The latest ANZ-Roy Morgan consumer confidence index rose by 3.4%, recovering most of the losses of the prior four weeks. At 115.8, the index is also back above its long-run average of 112.7.


According to ANZ, the strength in the survey was concentrated in sentiment towards the domestic economy.

“The increase in confidence was largely driven by a bounce in consumers views towards the economic outlook,” said the bank. “Views towards the economy in the next 12 months bounced by a sharp 7.5%, and views towards the economy in the next 5 years also rose strongly, up 5.2%.”

The bounce in economic sentiment coincided with the release of a strong NAB Australian business survey along with a report from the ABS which revealed Australian unemployment tumbled to 5.7% in March, the lowest level seen since September 2013.

Australian stocks also enjoyed a strong week, rallying 4.5%.

There have been mixed signals on the Australian consumer outlook this week. Yesterday, Qantas announced it was reducing capacity on domestic flights after detecting a slowdown in bookings during March. The

The survey’s gauges on personal finances also came in mixed.

Respondents views towards their current financial situation bounced 3.9% having fallen 5.5% previously, offsetting a deterioration in sentiment towards future finances which fell 1.9%.

The final survey subindex — whether now is a good time to buy a major household item — jumped by 3.7%, a good sign for a potential increase in household spending after several months of underwhelming retail sales.

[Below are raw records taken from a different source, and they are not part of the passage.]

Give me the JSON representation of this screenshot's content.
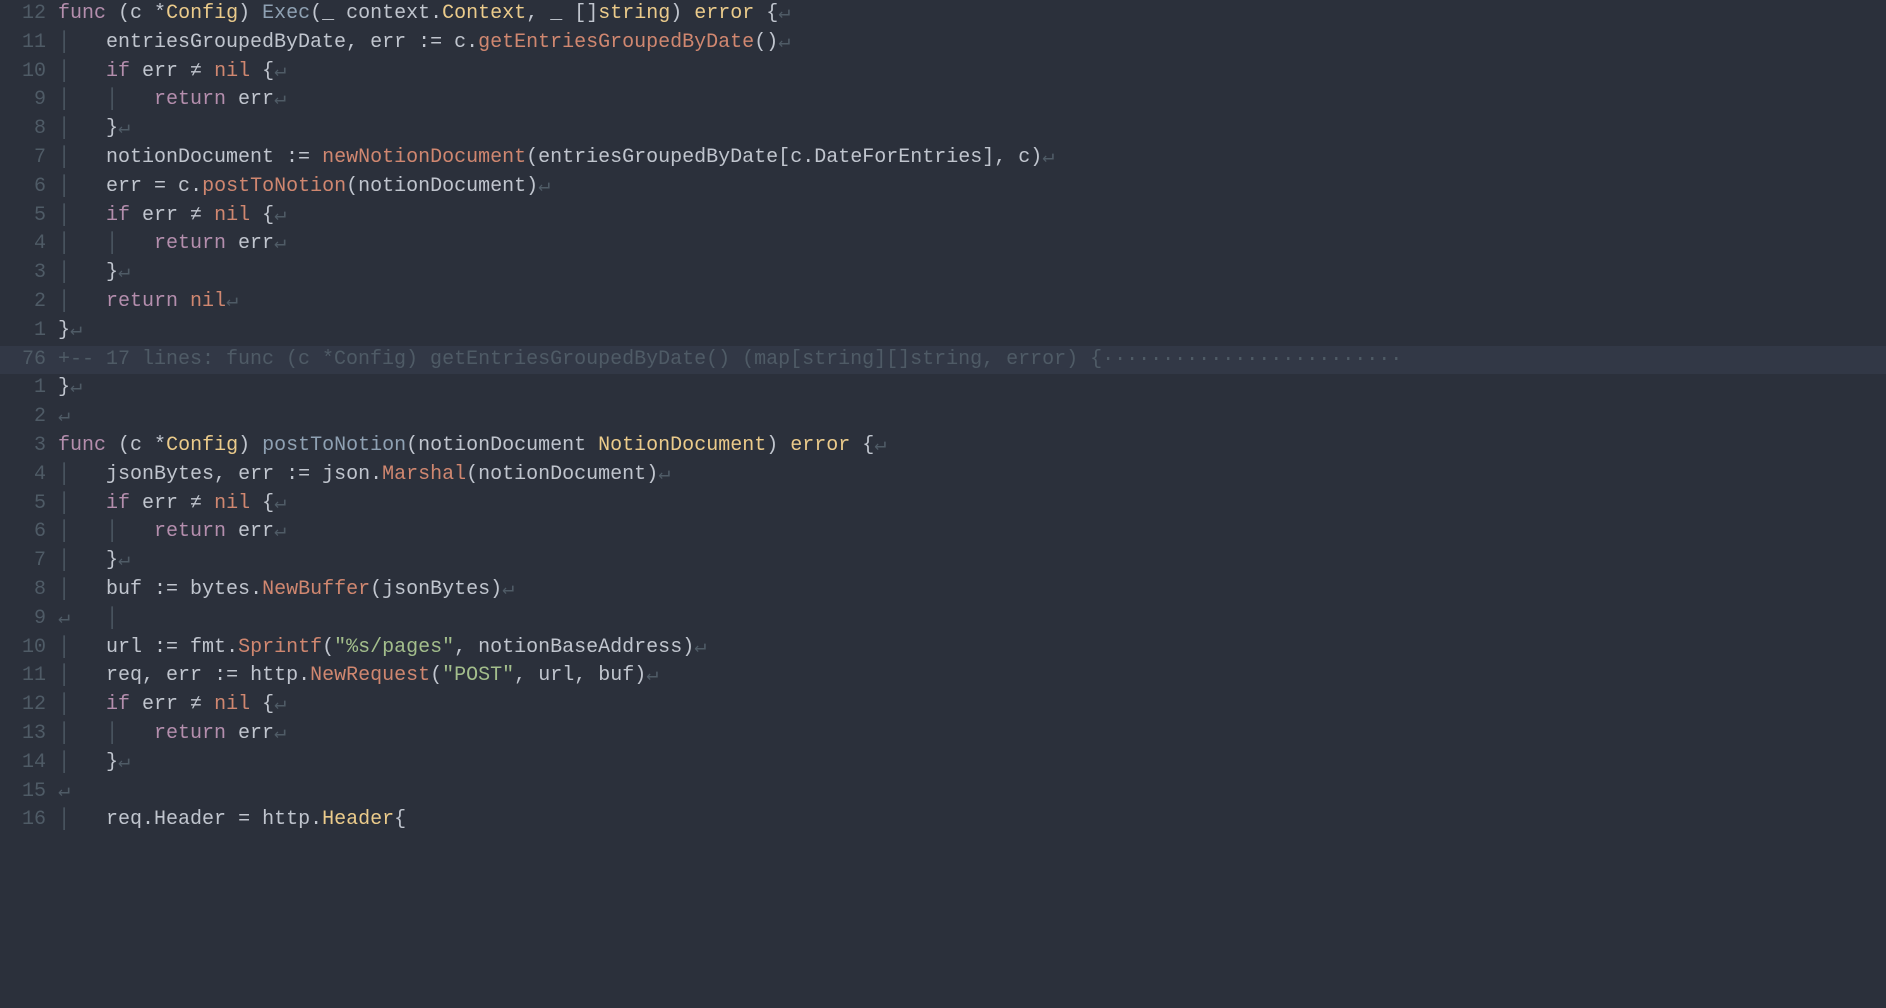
{
  "lines": [
    {
      "num": "12",
      "fold": false,
      "tokens": [
        {
          "t": "func ",
          "c": "kw"
        },
        {
          "t": "(",
          "c": "punc"
        },
        {
          "t": "c ",
          "c": "ident"
        },
        {
          "t": "*",
          "c": "op"
        },
        {
          "t": "Config",
          "c": "type"
        },
        {
          "t": ") ",
          "c": "punc"
        },
        {
          "t": "Exec",
          "c": "fn"
        },
        {
          "t": "(",
          "c": "punc"
        },
        {
          "t": "_ ",
          "c": "ident"
        },
        {
          "t": "context",
          "c": "ident"
        },
        {
          "t": ".",
          "c": "punc"
        },
        {
          "t": "Context",
          "c": "type"
        },
        {
          "t": ", ",
          "c": "punc"
        },
        {
          "t": "_ ",
          "c": "ident"
        },
        {
          "t": "[]",
          "c": "punc"
        },
        {
          "t": "string",
          "c": "type"
        },
        {
          "t": ") ",
          "c": "punc"
        },
        {
          "t": "error",
          "c": "type"
        },
        {
          "t": " {",
          "c": "punc"
        },
        {
          "t": "↵",
          "c": "eol"
        }
      ]
    },
    {
      "num": "11",
      "fold": false,
      "tokens": [
        {
          "t": "│   ",
          "c": "guide"
        },
        {
          "t": "entriesGroupedByDate",
          "c": "ident"
        },
        {
          "t": ", ",
          "c": "punc"
        },
        {
          "t": "err",
          "c": "ident"
        },
        {
          "t": " := ",
          "c": "op"
        },
        {
          "t": "c",
          "c": "ident"
        },
        {
          "t": ".",
          "c": "punc"
        },
        {
          "t": "getEntriesGroupedByDate",
          "c": "cfn"
        },
        {
          "t": "()",
          "c": "punc"
        },
        {
          "t": "↵",
          "c": "eol"
        }
      ]
    },
    {
      "num": "10",
      "fold": false,
      "tokens": [
        {
          "t": "│   ",
          "c": "guide"
        },
        {
          "t": "if ",
          "c": "kw"
        },
        {
          "t": "err",
          "c": "ident"
        },
        {
          "t": " ≠ ",
          "c": "op"
        },
        {
          "t": "nil",
          "c": "builtin"
        },
        {
          "t": " {",
          "c": "punc"
        },
        {
          "t": "↵",
          "c": "eol"
        }
      ]
    },
    {
      "num": "9",
      "fold": false,
      "tokens": [
        {
          "t": "│   │   ",
          "c": "guide"
        },
        {
          "t": "return ",
          "c": "kw"
        },
        {
          "t": "err",
          "c": "ident"
        },
        {
          "t": "↵",
          "c": "eol"
        }
      ]
    },
    {
      "num": "8",
      "fold": false,
      "tokens": [
        {
          "t": "│   ",
          "c": "guide"
        },
        {
          "t": "}",
          "c": "punc"
        },
        {
          "t": "↵",
          "c": "eol"
        }
      ]
    },
    {
      "num": "7",
      "fold": false,
      "tokens": [
        {
          "t": "│   ",
          "c": "guide"
        },
        {
          "t": "notionDocument",
          "c": "ident"
        },
        {
          "t": " := ",
          "c": "op"
        },
        {
          "t": "newNotionDocument",
          "c": "cfn"
        },
        {
          "t": "(",
          "c": "punc"
        },
        {
          "t": "entriesGroupedByDate",
          "c": "ident"
        },
        {
          "t": "[",
          "c": "punc"
        },
        {
          "t": "c",
          "c": "ident"
        },
        {
          "t": ".",
          "c": "punc"
        },
        {
          "t": "DateForEntries",
          "c": "ident"
        },
        {
          "t": "], ",
          "c": "punc"
        },
        {
          "t": "c",
          "c": "ident"
        },
        {
          "t": ")",
          "c": "punc"
        },
        {
          "t": "↵",
          "c": "eol"
        }
      ]
    },
    {
      "num": "6",
      "fold": false,
      "tokens": [
        {
          "t": "│   ",
          "c": "guide"
        },
        {
          "t": "err",
          "c": "ident"
        },
        {
          "t": " = ",
          "c": "op"
        },
        {
          "t": "c",
          "c": "ident"
        },
        {
          "t": ".",
          "c": "punc"
        },
        {
          "t": "postToNotion",
          "c": "cfn"
        },
        {
          "t": "(",
          "c": "punc"
        },
        {
          "t": "notionDocument",
          "c": "ident"
        },
        {
          "t": ")",
          "c": "punc"
        },
        {
          "t": "↵",
          "c": "eol"
        }
      ]
    },
    {
      "num": "5",
      "fold": false,
      "tokens": [
        {
          "t": "│   ",
          "c": "guide"
        },
        {
          "t": "if ",
          "c": "kw"
        },
        {
          "t": "err",
          "c": "ident"
        },
        {
          "t": " ≠ ",
          "c": "op"
        },
        {
          "t": "nil",
          "c": "builtin"
        },
        {
          "t": " {",
          "c": "punc"
        },
        {
          "t": "↵",
          "c": "eol"
        }
      ]
    },
    {
      "num": "4",
      "fold": false,
      "tokens": [
        {
          "t": "│   │   ",
          "c": "guide"
        },
        {
          "t": "return ",
          "c": "kw"
        },
        {
          "t": "err",
          "c": "ident"
        },
        {
          "t": "↵",
          "c": "eol"
        }
      ]
    },
    {
      "num": "3",
      "fold": false,
      "tokens": [
        {
          "t": "│   ",
          "c": "guide"
        },
        {
          "t": "}",
          "c": "punc"
        },
        {
          "t": "↵",
          "c": "eol"
        }
      ]
    },
    {
      "num": "2",
      "fold": false,
      "tokens": [
        {
          "t": "│   ",
          "c": "guide"
        },
        {
          "t": "return ",
          "c": "kw"
        },
        {
          "t": "nil",
          "c": "builtin"
        },
        {
          "t": "↵",
          "c": "eol"
        }
      ]
    },
    {
      "num": "1",
      "fold": false,
      "tokens": [
        {
          "t": "}",
          "c": "punc"
        },
        {
          "t": "↵",
          "c": "eol"
        }
      ]
    },
    {
      "num": "76",
      "fold": true,
      "tokens": [
        {
          "t": "+-- 17 lines: func (c *Config) getEntriesGroupedByDate() (map[string][]string, error) {·························",
          "c": "fold-text"
        }
      ]
    },
    {
      "num": "1",
      "fold": false,
      "tokens": [
        {
          "t": "}",
          "c": "punc"
        },
        {
          "t": "↵",
          "c": "eol"
        }
      ]
    },
    {
      "num": "2",
      "fold": false,
      "tokens": [
        {
          "t": "↵",
          "c": "eol"
        }
      ]
    },
    {
      "num": "3",
      "fold": false,
      "tokens": [
        {
          "t": "func ",
          "c": "kw"
        },
        {
          "t": "(",
          "c": "punc"
        },
        {
          "t": "c ",
          "c": "ident"
        },
        {
          "t": "*",
          "c": "op"
        },
        {
          "t": "Config",
          "c": "type"
        },
        {
          "t": ") ",
          "c": "punc"
        },
        {
          "t": "postToNotion",
          "c": "fn"
        },
        {
          "t": "(",
          "c": "punc"
        },
        {
          "t": "notionDocument ",
          "c": "ident"
        },
        {
          "t": "NotionDocument",
          "c": "type"
        },
        {
          "t": ") ",
          "c": "punc"
        },
        {
          "t": "error",
          "c": "type"
        },
        {
          "t": " {",
          "c": "punc"
        },
        {
          "t": "↵",
          "c": "eol"
        }
      ]
    },
    {
      "num": "4",
      "fold": false,
      "tokens": [
        {
          "t": "│   ",
          "c": "guide"
        },
        {
          "t": "jsonBytes",
          "c": "ident"
        },
        {
          "t": ", ",
          "c": "punc"
        },
        {
          "t": "err",
          "c": "ident"
        },
        {
          "t": " := ",
          "c": "op"
        },
        {
          "t": "json",
          "c": "ident"
        },
        {
          "t": ".",
          "c": "punc"
        },
        {
          "t": "Marshal",
          "c": "cfn"
        },
        {
          "t": "(",
          "c": "punc"
        },
        {
          "t": "notionDocument",
          "c": "ident"
        },
        {
          "t": ")",
          "c": "punc"
        },
        {
          "t": "↵",
          "c": "eol"
        }
      ]
    },
    {
      "num": "5",
      "fold": false,
      "tokens": [
        {
          "t": "│   ",
          "c": "guide"
        },
        {
          "t": "if ",
          "c": "kw"
        },
        {
          "t": "err",
          "c": "ident"
        },
        {
          "t": " ≠ ",
          "c": "op"
        },
        {
          "t": "nil",
          "c": "builtin"
        },
        {
          "t": " {",
          "c": "punc"
        },
        {
          "t": "↵",
          "c": "eol"
        }
      ]
    },
    {
      "num": "6",
      "fold": false,
      "tokens": [
        {
          "t": "│   │   ",
          "c": "guide"
        },
        {
          "t": "return ",
          "c": "kw"
        },
        {
          "t": "err",
          "c": "ident"
        },
        {
          "t": "↵",
          "c": "eol"
        }
      ]
    },
    {
      "num": "7",
      "fold": false,
      "tokens": [
        {
          "t": "│   ",
          "c": "guide"
        },
        {
          "t": "}",
          "c": "punc"
        },
        {
          "t": "↵",
          "c": "eol"
        }
      ]
    },
    {
      "num": "8",
      "fold": false,
      "tokens": [
        {
          "t": "│   ",
          "c": "guide"
        },
        {
          "t": "buf",
          "c": "ident"
        },
        {
          "t": " := ",
          "c": "op"
        },
        {
          "t": "bytes",
          "c": "ident"
        },
        {
          "t": ".",
          "c": "punc"
        },
        {
          "t": "NewBuffer",
          "c": "cfn"
        },
        {
          "t": "(",
          "c": "punc"
        },
        {
          "t": "jsonBytes",
          "c": "ident"
        },
        {
          "t": ")",
          "c": "punc"
        },
        {
          "t": "↵",
          "c": "eol"
        }
      ]
    },
    {
      "num": "9",
      "fold": false,
      "tokens": [
        {
          "t": "↵",
          "c": "eol"
        },
        {
          "t": "   │",
          "c": "guide"
        }
      ]
    },
    {
      "num": "10",
      "fold": false,
      "tokens": [
        {
          "t": "│   ",
          "c": "guide"
        },
        {
          "t": "url",
          "c": "ident"
        },
        {
          "t": " := ",
          "c": "op"
        },
        {
          "t": "fmt",
          "c": "ident"
        },
        {
          "t": ".",
          "c": "punc"
        },
        {
          "t": "Sprintf",
          "c": "cfn"
        },
        {
          "t": "(",
          "c": "punc"
        },
        {
          "t": "\"%s/pages\"",
          "c": "str"
        },
        {
          "t": ", ",
          "c": "punc"
        },
        {
          "t": "notionBaseAddress",
          "c": "ident"
        },
        {
          "t": ")",
          "c": "punc"
        },
        {
          "t": "↵",
          "c": "eol"
        }
      ]
    },
    {
      "num": "11",
      "fold": false,
      "tokens": [
        {
          "t": "│   ",
          "c": "guide"
        },
        {
          "t": "req",
          "c": "ident"
        },
        {
          "t": ", ",
          "c": "punc"
        },
        {
          "t": "err",
          "c": "ident"
        },
        {
          "t": " := ",
          "c": "op"
        },
        {
          "t": "http",
          "c": "ident"
        },
        {
          "t": ".",
          "c": "punc"
        },
        {
          "t": "NewRequest",
          "c": "cfn"
        },
        {
          "t": "(",
          "c": "punc"
        },
        {
          "t": "\"POST\"",
          "c": "str"
        },
        {
          "t": ", ",
          "c": "punc"
        },
        {
          "t": "url",
          "c": "ident"
        },
        {
          "t": ", ",
          "c": "punc"
        },
        {
          "t": "buf",
          "c": "ident"
        },
        {
          "t": ")",
          "c": "punc"
        },
        {
          "t": "↵",
          "c": "eol"
        }
      ]
    },
    {
      "num": "12",
      "fold": false,
      "tokens": [
        {
          "t": "│   ",
          "c": "guide"
        },
        {
          "t": "if ",
          "c": "kw"
        },
        {
          "t": "err",
          "c": "ident"
        },
        {
          "t": " ≠ ",
          "c": "op"
        },
        {
          "t": "nil",
          "c": "builtin"
        },
        {
          "t": " {",
          "c": "punc"
        },
        {
          "t": "↵",
          "c": "eol"
        }
      ]
    },
    {
      "num": "13",
      "fold": false,
      "tokens": [
        {
          "t": "│   │   ",
          "c": "guide"
        },
        {
          "t": "return ",
          "c": "kw"
        },
        {
          "t": "err",
          "c": "ident"
        },
        {
          "t": "↵",
          "c": "eol"
        }
      ]
    },
    {
      "num": "14",
      "fold": false,
      "tokens": [
        {
          "t": "│   ",
          "c": "guide"
        },
        {
          "t": "}",
          "c": "punc"
        },
        {
          "t": "↵",
          "c": "eol"
        }
      ]
    },
    {
      "num": "15",
      "fold": false,
      "tokens": [
        {
          "t": "↵",
          "c": "eol"
        }
      ]
    },
    {
      "num": "16",
      "fold": false,
      "tokens": [
        {
          "t": "│   ",
          "c": "guide"
        },
        {
          "t": "req",
          "c": "ident"
        },
        {
          "t": ".",
          "c": "punc"
        },
        {
          "t": "Header",
          "c": "ident"
        },
        {
          "t": " = ",
          "c": "op"
        },
        {
          "t": "http",
          "c": "ident"
        },
        {
          "t": ".",
          "c": "punc"
        },
        {
          "t": "Header",
          "c": "type"
        },
        {
          "t": "{",
          "c": "punc"
        }
      ]
    }
  ]
}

To Felicity Emmett, ANZ head of Australian economics, the question now is whether renewed confidence in the economy will translate to a lift in household consumption.

“Consumer confidence bounced last week after declining four weeks in a row, with this turnaround taking sentiment back above its long run average,” says Emmett.

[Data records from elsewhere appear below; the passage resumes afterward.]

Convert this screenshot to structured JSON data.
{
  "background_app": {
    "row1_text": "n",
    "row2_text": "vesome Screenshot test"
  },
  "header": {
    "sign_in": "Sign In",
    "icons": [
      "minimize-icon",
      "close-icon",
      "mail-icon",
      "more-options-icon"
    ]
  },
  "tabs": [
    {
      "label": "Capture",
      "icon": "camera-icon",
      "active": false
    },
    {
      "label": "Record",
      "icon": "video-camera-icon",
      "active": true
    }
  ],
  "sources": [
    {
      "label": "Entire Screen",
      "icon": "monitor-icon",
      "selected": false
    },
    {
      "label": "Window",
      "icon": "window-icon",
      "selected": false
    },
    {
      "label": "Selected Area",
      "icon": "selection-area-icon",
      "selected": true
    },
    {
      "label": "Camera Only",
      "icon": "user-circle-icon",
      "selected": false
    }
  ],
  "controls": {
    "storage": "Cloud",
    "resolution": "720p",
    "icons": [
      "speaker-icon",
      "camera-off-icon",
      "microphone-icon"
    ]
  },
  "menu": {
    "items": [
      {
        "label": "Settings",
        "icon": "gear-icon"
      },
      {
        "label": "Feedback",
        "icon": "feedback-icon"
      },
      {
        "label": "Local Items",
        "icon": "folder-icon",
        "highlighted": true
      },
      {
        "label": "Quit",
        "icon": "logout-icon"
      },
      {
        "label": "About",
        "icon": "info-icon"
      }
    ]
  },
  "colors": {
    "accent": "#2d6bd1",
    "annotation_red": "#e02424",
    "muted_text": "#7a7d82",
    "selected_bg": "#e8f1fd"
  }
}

“Last week’s strong labour market report showing a fall in the unemployment rate to 5.7% is likely to have been a key factor in the rebound. The jobless rate is now at the lowest level in over two years, and we anticipate conditions will remain solid in the near term.

“The strength in business conditions, which are now back at their highest levels since the GFC, point to a solid labour market in the near term.

“While good news on the labour market and business conditions appear to have boosted confidence recently, the key is how confidences translates into spending. Household spending remains a key risk to the outlook, and as such confidence will be key to watch in the lead up to the Commonwealth Budget and what looks likely to be a July 2 double dissolution election.”